日生くんとつきあってた時は、クリスマスに別れてバレンタインにチョコをあげられなかったから。
今年のバレンタインデーは日曜日で夏川くんはサッカー部の練習があるから、部活帰りに私の家に来てもらうことにした。
自分の部屋で机に置いてあるチョコを見ながらドキドキしていたら、来客を告げる家のインターフォンが鳴った。
急いで玄関へ向かうと、すでにお母さんがドアを開けていた。
「あら、いらっしゃい」
「こんにちは。
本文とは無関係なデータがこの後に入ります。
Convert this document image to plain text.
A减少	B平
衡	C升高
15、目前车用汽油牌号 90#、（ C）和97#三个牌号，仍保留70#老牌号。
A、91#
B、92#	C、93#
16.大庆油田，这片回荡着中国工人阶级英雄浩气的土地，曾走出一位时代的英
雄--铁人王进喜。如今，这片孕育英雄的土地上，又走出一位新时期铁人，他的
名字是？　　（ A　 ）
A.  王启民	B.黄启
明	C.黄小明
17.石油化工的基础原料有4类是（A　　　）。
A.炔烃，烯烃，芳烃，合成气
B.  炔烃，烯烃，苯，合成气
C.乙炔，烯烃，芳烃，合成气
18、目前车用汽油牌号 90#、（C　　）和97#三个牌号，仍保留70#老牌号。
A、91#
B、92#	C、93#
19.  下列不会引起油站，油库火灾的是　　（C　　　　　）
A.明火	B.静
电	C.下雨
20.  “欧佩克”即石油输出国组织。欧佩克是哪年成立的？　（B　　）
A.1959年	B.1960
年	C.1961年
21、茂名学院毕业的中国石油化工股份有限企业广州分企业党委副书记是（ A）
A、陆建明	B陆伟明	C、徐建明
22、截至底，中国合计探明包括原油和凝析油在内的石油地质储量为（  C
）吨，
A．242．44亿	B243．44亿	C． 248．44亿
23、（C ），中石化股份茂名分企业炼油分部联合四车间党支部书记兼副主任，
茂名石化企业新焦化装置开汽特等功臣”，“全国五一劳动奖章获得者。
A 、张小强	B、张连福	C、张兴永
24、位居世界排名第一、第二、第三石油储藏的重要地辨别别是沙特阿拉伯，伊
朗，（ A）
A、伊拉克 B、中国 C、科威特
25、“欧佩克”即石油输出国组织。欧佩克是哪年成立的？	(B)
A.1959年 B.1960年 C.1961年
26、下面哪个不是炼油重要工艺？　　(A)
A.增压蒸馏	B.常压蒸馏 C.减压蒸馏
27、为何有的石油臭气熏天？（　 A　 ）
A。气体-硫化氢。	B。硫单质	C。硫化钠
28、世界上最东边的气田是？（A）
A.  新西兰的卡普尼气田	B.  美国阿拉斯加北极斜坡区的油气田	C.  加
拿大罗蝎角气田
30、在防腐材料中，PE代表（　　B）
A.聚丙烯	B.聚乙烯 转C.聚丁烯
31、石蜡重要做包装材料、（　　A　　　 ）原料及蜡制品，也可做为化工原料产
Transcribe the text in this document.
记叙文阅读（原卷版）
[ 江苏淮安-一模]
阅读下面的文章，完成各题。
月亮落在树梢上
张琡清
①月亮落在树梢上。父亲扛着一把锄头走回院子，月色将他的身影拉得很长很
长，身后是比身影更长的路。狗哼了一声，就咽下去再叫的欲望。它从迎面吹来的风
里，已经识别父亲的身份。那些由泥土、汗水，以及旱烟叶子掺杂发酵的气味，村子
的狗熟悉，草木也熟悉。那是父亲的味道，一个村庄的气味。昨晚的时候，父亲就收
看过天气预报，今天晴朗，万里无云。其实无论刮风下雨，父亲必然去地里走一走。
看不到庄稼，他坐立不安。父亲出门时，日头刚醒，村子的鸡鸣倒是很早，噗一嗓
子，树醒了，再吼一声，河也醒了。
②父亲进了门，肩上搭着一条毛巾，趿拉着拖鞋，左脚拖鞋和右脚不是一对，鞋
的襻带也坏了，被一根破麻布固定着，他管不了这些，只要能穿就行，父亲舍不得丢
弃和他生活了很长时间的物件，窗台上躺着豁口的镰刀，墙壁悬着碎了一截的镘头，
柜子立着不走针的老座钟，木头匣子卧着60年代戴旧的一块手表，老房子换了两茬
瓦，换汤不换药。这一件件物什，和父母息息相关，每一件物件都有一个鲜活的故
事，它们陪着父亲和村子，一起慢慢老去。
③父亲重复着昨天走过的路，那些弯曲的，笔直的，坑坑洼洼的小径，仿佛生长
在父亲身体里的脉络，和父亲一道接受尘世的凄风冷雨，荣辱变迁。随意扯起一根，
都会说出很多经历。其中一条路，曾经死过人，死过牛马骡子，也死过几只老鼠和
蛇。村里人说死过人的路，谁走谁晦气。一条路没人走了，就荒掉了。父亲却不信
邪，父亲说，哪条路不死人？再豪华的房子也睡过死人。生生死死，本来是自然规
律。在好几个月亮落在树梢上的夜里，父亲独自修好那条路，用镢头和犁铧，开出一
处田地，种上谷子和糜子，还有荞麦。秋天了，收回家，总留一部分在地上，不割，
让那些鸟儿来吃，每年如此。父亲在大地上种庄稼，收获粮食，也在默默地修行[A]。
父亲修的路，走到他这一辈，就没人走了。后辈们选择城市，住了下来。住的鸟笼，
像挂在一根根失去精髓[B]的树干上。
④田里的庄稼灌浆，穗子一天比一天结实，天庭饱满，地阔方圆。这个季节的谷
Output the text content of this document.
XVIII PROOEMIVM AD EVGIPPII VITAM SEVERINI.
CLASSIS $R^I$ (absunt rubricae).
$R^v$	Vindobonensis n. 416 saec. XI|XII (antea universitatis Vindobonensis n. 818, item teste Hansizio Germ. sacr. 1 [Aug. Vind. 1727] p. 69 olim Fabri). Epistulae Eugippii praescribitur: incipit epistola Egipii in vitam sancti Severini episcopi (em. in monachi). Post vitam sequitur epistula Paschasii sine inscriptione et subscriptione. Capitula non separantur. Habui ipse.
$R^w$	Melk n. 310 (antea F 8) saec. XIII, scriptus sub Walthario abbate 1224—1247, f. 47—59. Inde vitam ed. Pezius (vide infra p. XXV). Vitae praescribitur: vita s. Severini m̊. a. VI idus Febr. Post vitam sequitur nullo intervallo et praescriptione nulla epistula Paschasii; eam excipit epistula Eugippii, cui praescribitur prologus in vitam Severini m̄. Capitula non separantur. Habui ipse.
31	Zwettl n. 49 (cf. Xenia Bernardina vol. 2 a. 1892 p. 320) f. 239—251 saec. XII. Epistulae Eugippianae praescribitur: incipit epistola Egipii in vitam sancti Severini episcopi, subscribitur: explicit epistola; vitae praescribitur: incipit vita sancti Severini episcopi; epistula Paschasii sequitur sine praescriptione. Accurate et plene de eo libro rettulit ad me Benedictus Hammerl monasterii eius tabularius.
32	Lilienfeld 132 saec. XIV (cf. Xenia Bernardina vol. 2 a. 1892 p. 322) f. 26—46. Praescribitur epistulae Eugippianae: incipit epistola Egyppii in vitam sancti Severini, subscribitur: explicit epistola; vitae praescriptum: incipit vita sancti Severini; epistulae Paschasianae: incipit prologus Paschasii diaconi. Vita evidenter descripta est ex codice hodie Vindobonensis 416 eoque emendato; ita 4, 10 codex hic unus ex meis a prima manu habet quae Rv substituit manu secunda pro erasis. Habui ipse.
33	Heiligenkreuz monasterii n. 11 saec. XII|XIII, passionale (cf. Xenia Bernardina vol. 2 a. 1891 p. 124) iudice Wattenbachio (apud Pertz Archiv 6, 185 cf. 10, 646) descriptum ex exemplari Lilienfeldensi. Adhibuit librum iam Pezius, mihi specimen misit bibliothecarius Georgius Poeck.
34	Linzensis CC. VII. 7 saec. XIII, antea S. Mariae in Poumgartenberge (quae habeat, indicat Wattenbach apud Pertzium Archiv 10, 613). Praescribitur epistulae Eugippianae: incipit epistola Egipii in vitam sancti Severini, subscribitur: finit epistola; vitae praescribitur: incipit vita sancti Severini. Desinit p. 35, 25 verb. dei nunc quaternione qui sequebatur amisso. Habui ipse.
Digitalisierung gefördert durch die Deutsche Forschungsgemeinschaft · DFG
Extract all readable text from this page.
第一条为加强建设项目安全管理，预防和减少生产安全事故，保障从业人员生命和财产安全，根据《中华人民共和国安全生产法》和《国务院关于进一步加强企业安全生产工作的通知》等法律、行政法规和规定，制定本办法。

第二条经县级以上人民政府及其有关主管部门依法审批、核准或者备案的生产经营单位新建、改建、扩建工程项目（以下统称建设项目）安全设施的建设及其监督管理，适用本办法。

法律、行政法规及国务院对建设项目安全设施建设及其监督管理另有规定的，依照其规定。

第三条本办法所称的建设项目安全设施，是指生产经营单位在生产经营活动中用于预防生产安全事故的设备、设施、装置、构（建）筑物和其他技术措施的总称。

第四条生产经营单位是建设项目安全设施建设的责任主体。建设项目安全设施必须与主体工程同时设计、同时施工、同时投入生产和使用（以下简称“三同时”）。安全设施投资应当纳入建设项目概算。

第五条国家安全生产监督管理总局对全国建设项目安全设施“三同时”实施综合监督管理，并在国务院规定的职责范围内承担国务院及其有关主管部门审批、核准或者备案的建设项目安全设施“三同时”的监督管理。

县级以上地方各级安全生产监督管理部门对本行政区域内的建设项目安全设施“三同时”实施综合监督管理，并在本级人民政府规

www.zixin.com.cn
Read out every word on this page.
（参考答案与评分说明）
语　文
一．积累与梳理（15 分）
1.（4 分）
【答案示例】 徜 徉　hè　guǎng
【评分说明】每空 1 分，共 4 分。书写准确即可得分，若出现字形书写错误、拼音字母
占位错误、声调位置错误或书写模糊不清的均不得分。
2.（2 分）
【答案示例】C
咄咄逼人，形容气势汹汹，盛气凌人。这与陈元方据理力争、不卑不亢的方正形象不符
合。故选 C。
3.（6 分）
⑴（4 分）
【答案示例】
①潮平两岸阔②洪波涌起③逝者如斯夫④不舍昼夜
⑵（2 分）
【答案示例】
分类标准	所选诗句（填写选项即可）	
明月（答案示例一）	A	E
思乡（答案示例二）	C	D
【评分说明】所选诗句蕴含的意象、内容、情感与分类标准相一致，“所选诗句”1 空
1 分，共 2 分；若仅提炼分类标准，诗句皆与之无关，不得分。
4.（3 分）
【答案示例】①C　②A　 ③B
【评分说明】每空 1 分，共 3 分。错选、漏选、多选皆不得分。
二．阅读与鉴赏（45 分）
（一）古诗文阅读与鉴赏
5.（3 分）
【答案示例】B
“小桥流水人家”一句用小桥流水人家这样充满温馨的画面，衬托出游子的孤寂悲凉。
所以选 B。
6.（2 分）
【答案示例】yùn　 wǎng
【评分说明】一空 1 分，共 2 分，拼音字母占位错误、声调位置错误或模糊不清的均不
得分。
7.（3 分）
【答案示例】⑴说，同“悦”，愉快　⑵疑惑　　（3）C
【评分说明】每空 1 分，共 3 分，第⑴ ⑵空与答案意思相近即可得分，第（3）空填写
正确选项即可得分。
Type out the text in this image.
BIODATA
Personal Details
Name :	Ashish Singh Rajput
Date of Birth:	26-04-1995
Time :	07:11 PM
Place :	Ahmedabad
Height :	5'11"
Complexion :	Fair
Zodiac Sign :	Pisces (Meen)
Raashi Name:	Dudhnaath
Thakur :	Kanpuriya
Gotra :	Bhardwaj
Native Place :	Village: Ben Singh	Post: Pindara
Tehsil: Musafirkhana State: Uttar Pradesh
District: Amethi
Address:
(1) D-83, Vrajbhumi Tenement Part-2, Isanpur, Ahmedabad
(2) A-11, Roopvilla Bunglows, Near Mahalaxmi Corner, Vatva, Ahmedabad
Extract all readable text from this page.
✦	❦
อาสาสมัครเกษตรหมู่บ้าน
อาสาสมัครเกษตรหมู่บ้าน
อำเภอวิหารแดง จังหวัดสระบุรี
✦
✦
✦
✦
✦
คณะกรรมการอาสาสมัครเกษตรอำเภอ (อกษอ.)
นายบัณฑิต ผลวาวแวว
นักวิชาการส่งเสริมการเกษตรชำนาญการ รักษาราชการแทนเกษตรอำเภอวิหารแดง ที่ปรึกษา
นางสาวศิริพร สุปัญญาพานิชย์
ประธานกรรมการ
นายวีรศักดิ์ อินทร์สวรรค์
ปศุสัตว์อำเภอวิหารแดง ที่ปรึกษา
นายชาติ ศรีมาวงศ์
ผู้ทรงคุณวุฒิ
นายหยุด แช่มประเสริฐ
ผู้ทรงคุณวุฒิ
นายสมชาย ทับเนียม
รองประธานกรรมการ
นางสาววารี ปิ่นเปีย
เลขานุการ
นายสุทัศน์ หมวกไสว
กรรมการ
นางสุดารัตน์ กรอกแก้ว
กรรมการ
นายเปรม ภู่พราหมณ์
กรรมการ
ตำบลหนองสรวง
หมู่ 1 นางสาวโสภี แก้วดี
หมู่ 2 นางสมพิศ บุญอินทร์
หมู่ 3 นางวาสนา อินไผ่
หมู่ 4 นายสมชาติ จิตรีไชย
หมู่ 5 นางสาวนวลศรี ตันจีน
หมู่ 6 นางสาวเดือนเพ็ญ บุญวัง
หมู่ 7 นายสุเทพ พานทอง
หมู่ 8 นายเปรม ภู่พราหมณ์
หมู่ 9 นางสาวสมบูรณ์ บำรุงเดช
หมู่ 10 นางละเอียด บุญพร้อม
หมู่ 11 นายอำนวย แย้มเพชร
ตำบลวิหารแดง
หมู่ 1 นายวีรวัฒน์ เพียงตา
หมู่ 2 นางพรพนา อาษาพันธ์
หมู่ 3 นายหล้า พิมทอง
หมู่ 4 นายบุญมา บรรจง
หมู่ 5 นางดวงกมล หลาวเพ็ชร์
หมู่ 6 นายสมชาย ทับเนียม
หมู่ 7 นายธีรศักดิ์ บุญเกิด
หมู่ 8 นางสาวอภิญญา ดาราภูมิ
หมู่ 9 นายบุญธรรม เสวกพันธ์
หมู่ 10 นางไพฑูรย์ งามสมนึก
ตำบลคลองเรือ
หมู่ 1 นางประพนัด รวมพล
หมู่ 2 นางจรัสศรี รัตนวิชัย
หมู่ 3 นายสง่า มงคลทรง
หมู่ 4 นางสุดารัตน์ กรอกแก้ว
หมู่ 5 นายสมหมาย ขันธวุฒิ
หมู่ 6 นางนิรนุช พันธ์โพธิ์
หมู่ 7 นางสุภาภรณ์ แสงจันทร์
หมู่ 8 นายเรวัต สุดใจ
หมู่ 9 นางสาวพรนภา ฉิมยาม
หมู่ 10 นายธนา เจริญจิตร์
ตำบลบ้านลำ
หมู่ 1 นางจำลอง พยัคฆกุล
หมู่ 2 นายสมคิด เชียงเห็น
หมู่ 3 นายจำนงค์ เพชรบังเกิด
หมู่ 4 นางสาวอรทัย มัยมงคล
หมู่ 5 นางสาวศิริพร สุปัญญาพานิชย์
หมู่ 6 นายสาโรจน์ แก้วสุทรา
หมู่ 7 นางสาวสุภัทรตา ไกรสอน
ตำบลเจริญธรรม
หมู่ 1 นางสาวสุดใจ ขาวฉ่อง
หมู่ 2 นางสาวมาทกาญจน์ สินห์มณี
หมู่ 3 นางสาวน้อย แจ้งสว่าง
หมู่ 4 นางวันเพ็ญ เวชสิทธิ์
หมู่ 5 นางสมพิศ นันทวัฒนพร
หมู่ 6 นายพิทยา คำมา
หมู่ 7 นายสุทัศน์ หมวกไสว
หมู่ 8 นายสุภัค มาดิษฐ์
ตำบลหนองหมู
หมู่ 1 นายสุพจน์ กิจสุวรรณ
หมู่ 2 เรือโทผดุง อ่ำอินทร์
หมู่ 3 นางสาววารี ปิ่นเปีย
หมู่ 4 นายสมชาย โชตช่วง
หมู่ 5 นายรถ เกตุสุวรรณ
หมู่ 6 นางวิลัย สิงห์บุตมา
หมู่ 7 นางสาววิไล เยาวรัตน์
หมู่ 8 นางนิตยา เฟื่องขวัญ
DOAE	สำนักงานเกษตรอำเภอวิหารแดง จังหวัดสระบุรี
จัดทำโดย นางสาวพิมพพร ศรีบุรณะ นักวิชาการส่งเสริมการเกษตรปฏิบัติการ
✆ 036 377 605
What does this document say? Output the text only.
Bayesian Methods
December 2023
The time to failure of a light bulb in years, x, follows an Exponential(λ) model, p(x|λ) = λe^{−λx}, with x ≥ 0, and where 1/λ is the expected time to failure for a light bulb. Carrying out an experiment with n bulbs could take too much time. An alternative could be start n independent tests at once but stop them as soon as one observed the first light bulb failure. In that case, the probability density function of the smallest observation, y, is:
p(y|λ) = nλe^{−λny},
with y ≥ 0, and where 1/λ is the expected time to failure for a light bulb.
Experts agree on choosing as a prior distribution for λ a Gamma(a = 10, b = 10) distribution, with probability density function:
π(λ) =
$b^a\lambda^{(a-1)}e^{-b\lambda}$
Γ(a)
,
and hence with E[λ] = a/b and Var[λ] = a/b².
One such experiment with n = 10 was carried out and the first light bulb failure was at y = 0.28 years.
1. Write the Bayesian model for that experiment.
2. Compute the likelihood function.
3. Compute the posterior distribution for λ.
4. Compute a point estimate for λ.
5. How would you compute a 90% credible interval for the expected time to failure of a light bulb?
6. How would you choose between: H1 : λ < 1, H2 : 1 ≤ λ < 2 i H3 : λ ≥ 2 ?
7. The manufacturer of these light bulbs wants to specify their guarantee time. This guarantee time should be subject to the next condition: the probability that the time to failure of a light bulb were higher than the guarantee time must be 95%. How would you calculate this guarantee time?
お邪魔します」
夏川くんが笑顔であいさつをしている。
「お母さん、ちょっとだけ部屋に行くね」
「はいはい、ごゆっくり」
お母さんに声をかけて、私は夏川くんと一緒に自分の部屋へ向かった。
「どうぞ、入って」
夏川くんにそう言って、私は自分の部屋へ案内する。
「綺麗に片付いてるんだな」
「そう?」
綺麗に片付いているというより、余計なものがないだけだと思うけど。
そんなことを考えながら、机に置いてあるラッピングされた包みを手に取る。